This statement of general support for the concept advanced by Senate Bill 647/House BIll 913 is presented on behalf of the Catholic bishops serving Maryland in the Archdiocese of Baltimore, the Archdiocese of Washington, and the Diocese of Wilmington. The measure seeks to include within the embrace of the Maryland Constitution the assurance that, in this state and under its laws, valid marriage means a marriage between a man and a woman. The measure also would submit their purpose to Maryland’s voters for final determination.
Our position in the matter derives from a view that is not merely the religious outlook of the Roman Catholic Church. The Church is the inheritor of the Western moral tradition; as such, it lifts up moral principles that are based on truths evident to reason and, therefore accessible to all people of good will. In marriage, a husband and a wife make a public and reciprocal commitment, assuming duties to society, to themselves, and to their children. Society and the law rightly reciprocate by bestowing on marriage a juridical status that recognizes the essential role that families play in society, whose permanence they guarantee by fostering the socialization of the young and transmitting such values as charity and compassion, brotherhood and solidarity. The family, based on marriage, is a natural institution that is prior to the state . . . and prior to the Church. The law grants it exclusive privileges because it is the seedbed of future generations.

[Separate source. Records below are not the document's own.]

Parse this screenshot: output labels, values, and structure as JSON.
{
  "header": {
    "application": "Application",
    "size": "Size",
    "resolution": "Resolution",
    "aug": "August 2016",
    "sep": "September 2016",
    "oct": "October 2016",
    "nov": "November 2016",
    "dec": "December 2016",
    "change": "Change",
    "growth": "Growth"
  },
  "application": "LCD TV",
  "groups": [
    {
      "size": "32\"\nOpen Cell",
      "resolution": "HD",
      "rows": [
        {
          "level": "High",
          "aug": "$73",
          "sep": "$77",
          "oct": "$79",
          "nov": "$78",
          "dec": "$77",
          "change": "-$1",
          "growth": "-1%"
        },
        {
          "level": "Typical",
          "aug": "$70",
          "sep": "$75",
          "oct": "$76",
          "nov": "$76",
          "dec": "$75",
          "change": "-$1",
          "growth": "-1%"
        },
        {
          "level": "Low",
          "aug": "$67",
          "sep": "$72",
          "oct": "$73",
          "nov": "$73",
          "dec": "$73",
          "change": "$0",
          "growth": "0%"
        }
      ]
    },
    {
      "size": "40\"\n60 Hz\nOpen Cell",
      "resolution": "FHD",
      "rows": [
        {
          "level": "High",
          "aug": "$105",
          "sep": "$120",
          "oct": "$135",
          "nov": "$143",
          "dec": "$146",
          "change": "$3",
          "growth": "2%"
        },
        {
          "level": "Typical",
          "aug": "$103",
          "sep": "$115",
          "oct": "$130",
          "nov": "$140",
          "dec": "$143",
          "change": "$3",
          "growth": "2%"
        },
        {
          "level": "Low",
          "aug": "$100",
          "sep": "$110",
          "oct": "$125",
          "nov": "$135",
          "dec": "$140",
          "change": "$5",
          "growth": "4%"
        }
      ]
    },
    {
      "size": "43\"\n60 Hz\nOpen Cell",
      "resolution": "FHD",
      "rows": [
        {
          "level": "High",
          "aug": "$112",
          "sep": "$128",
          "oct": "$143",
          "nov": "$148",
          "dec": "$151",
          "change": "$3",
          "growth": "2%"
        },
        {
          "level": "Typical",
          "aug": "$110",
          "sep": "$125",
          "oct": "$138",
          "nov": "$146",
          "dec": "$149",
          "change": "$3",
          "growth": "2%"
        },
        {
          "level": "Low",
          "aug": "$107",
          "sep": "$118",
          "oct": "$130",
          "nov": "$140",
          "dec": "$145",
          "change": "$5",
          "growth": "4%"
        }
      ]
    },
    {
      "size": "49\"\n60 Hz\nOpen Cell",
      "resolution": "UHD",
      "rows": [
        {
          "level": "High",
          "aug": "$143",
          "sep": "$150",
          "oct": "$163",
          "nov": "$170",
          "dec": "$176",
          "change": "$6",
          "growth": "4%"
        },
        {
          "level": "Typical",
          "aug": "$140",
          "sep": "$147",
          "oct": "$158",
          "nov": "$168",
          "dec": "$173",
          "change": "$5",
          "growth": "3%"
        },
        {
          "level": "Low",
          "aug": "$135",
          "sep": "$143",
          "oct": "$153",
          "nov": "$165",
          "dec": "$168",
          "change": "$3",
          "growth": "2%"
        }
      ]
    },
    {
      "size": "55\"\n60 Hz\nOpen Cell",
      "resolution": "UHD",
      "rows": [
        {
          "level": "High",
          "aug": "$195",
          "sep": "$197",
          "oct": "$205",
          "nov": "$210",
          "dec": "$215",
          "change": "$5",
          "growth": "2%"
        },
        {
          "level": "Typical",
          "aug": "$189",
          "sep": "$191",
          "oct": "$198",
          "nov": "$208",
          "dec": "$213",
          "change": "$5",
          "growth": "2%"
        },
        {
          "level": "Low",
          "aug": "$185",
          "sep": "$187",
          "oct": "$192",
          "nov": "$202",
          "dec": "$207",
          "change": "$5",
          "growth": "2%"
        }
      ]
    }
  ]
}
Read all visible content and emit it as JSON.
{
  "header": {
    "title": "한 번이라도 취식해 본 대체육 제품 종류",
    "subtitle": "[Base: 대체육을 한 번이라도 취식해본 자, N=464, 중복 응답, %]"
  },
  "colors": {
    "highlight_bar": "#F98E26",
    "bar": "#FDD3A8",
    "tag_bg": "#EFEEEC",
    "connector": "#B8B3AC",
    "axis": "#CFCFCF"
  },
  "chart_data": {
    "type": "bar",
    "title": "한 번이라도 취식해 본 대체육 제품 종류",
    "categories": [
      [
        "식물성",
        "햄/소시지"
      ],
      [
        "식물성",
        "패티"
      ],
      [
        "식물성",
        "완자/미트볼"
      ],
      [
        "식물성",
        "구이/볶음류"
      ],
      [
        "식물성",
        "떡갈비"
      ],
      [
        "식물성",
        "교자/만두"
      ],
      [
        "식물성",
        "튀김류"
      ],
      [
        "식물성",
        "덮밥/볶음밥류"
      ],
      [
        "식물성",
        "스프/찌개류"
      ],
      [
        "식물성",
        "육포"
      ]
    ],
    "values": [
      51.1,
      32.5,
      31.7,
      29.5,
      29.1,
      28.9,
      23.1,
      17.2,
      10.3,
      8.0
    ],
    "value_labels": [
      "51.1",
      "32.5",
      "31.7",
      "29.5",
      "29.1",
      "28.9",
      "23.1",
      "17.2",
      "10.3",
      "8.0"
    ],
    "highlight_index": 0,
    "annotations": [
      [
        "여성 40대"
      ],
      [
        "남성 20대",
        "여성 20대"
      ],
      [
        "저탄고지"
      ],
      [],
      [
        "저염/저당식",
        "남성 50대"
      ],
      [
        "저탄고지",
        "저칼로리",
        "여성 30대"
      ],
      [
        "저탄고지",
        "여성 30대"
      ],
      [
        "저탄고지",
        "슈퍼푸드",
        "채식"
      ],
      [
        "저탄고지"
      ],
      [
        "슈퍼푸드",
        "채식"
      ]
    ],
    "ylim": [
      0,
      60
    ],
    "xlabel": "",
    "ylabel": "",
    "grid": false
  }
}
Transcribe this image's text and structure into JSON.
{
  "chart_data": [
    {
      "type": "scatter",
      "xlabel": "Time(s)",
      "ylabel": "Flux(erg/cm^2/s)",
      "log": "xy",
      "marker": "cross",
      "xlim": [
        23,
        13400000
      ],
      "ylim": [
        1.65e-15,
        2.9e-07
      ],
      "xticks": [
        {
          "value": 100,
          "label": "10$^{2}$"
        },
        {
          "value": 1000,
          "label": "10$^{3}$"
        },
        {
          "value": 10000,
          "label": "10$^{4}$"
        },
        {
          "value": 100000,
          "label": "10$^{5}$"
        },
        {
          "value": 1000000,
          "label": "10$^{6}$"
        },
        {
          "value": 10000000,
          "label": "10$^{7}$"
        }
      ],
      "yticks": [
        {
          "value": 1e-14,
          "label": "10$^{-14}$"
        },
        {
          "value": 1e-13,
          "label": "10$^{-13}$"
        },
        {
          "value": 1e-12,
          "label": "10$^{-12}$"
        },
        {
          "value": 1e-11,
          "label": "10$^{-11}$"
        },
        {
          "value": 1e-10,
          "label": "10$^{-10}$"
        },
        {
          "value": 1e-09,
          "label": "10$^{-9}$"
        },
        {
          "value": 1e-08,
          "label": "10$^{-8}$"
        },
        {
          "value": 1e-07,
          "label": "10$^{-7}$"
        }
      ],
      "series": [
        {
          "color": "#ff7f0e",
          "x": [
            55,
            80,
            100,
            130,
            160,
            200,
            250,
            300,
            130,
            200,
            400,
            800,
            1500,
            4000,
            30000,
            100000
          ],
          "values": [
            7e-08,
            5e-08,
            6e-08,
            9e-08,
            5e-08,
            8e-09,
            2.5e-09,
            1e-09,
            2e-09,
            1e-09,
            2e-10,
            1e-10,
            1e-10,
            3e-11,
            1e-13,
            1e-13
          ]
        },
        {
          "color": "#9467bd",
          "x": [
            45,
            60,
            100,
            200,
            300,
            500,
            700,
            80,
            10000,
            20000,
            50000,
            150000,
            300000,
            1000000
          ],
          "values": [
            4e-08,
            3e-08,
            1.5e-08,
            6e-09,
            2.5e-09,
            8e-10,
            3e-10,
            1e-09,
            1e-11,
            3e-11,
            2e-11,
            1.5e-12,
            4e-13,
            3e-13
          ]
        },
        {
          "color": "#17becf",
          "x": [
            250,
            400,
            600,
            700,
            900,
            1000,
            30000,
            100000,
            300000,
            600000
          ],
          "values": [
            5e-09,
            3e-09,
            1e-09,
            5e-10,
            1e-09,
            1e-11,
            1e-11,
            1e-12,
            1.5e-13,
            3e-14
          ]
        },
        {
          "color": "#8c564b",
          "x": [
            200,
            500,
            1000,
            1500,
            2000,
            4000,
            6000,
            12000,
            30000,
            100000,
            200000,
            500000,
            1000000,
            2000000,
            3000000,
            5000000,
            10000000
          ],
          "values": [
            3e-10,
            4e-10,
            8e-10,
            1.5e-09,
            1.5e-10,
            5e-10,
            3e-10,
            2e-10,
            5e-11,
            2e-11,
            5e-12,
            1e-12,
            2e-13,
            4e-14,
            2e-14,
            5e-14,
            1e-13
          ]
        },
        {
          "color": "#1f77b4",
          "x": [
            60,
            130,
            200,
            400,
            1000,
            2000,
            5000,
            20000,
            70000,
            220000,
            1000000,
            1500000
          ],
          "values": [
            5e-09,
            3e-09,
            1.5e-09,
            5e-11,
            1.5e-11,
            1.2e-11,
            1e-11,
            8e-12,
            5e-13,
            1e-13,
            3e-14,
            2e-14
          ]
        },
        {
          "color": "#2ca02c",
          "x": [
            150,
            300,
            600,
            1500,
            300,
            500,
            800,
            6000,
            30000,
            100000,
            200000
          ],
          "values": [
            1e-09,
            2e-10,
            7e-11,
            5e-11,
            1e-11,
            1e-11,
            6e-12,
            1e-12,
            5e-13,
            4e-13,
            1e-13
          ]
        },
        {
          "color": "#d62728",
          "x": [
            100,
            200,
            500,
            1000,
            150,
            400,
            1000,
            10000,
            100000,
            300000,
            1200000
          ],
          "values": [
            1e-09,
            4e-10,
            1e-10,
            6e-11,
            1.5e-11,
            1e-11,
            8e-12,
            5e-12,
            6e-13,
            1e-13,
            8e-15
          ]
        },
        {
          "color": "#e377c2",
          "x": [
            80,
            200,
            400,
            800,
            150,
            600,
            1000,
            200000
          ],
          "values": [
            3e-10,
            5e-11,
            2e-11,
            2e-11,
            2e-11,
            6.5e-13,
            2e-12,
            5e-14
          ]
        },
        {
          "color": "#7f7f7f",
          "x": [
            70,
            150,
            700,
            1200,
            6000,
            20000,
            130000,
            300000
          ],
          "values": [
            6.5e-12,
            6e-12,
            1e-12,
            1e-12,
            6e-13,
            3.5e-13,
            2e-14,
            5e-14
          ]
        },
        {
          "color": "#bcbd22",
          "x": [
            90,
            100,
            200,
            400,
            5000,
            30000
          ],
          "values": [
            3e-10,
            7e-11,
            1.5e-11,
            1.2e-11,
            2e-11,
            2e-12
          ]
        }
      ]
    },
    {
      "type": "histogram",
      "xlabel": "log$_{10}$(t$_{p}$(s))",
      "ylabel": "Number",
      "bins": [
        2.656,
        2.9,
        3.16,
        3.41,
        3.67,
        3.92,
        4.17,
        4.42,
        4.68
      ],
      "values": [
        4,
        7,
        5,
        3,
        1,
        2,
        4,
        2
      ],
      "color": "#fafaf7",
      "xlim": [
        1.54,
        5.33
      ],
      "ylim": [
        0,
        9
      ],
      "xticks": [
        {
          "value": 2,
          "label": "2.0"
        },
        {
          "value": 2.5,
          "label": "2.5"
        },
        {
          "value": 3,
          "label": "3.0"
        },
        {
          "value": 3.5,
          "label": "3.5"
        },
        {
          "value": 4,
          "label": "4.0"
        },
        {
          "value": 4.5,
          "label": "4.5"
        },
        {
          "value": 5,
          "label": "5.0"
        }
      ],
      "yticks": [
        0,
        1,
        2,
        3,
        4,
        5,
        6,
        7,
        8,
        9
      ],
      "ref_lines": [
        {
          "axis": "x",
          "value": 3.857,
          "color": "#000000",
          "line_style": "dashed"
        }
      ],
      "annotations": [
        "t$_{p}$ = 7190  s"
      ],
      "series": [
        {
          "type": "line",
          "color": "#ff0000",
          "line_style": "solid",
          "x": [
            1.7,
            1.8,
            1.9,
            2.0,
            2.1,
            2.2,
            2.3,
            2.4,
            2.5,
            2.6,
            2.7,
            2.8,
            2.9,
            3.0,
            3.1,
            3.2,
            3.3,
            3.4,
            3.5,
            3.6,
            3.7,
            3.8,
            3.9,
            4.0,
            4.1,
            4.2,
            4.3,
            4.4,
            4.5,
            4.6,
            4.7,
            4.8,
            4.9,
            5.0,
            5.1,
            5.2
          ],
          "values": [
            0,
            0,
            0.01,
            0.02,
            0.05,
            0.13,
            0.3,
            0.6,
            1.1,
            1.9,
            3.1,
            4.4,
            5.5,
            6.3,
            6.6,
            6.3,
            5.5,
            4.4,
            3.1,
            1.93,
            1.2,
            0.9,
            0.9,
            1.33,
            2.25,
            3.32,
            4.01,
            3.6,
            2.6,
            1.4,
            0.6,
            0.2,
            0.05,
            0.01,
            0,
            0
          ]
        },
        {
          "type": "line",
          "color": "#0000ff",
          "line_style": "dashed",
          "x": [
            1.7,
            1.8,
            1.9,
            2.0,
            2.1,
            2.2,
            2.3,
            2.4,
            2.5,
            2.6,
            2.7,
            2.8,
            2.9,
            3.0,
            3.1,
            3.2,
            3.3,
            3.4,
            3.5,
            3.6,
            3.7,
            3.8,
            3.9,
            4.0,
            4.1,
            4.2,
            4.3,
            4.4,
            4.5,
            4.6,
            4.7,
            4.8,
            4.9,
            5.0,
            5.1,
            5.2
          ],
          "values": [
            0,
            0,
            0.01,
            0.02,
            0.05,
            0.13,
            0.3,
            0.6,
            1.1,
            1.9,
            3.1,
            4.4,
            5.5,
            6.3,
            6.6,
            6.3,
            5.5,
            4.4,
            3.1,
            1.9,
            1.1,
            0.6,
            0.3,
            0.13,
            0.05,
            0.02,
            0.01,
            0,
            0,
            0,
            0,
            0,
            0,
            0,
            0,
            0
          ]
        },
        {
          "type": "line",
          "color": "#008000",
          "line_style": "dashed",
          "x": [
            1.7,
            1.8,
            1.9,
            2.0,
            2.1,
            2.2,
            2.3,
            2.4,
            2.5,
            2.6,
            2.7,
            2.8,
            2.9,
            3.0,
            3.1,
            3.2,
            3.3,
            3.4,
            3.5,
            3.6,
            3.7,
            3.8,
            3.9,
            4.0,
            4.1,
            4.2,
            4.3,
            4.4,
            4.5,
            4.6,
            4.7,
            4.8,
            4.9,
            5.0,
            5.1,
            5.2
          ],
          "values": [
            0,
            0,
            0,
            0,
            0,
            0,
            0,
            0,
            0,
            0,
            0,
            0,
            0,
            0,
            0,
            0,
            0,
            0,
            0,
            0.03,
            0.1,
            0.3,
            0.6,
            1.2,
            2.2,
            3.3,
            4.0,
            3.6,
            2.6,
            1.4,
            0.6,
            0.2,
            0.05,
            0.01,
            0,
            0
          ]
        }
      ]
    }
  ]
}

Our position is in opposition to the application of marriage’s juridical status to “de-facto unions”, whether heterosexual or homosexual. It is not about denying persons the rights that are due them as citizens, or barring individual citizens from participation in public or private programs services and services that are generally accessible. Rather, our position is one of affirmation – we affirm the historic understanding and status of marriage and believe it proper that that affirmation should reside in our state’s seminal legal document. Your permitting the people of Maryland to install it there seems to us a logical next and final step in the development of Maryland law in the matter.